Describe the solution you'd like
See https://docs.google.com/document/d/16SIEoniAWKSFt8XKDLsOfRQ0sU--5E9_OIyE42Zj808/edit?usp=sharing

Describe alternatives you've considered

Additional context

Andy Grove · Answer 1 · Wed Feb 08 2023 22:43:09 GMT+0800 (China Standard Time)

@thinkharderdev @yahoNanJing @mingmwang @avantgardnerio Let me know what you think. If this seems like a good idea, I may have some time later this month to try and implement it. I am also happy for someone else to pick this up.

Daniël Heres · Answer 2 · Wed Feb 08 2023 23:01:17 GMT+0800 (China Standard Time)

Sounds like a great idea to me

Andy Grove · Answer 3 · Thu Feb 09 2023 22:06:44 GMT+0800 (China Standard Time)

I ran into some challenges with the proposed design, which I have documented in the Google doc (near the end). Feedback welcome.

Daniël Heres · Answer 4 · Thu Feb 09 2023 22:47:22 GMT+0800 (China Standard Time)

I read through it, sounds indeed a bit more simple.

A nice side effect btw of this optimization is that limit on the shufflewriter is also a bit more effective - allowing to quicker terminate the tasks rather than only applying a local limit to each partition.

yahoNanJing · Answer 5 · Wed Feb 15 2023 13:53:46 GMT+0800 (China Standard Time)

Thanks @andygrove for raising the discussion for this topic.

For the second approach, the optimization chance is also limited when tasks of a query stage are assigned to different executors, which is a common case when using the RoundRobin task scheduling policy for load balancing.

Actually, to reduce the shuffle write file, I recommend to use the sort-based shuffle writer used in Spark https://issues.apache.org/jira/browse/SPARK-2045. Then for each original ShuffleWriterExec, there will be only 2 output files rather than N files for its downside stage. One file for shuffling data with concatenating all of the output partition data, and the other one for the indexes of each partition's offset in the data file.

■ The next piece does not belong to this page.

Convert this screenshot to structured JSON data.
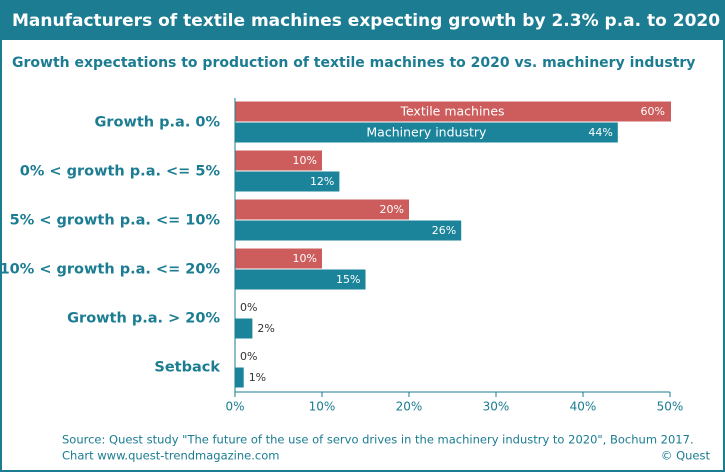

An intuitive graph can be find here, https://github.com/blaze-init/blaze/blob/master/dev/doc/architectural_overview.md.

Hi @yjshen, could you share your opinions?

Andy Grove · Answer 6 · Mon Feb 20 2023 02:32:03 GMT+0800 (China Standard Time)

This sounds great @yahoNanJing. I would also like to hear if @yjshen has an opinion on this.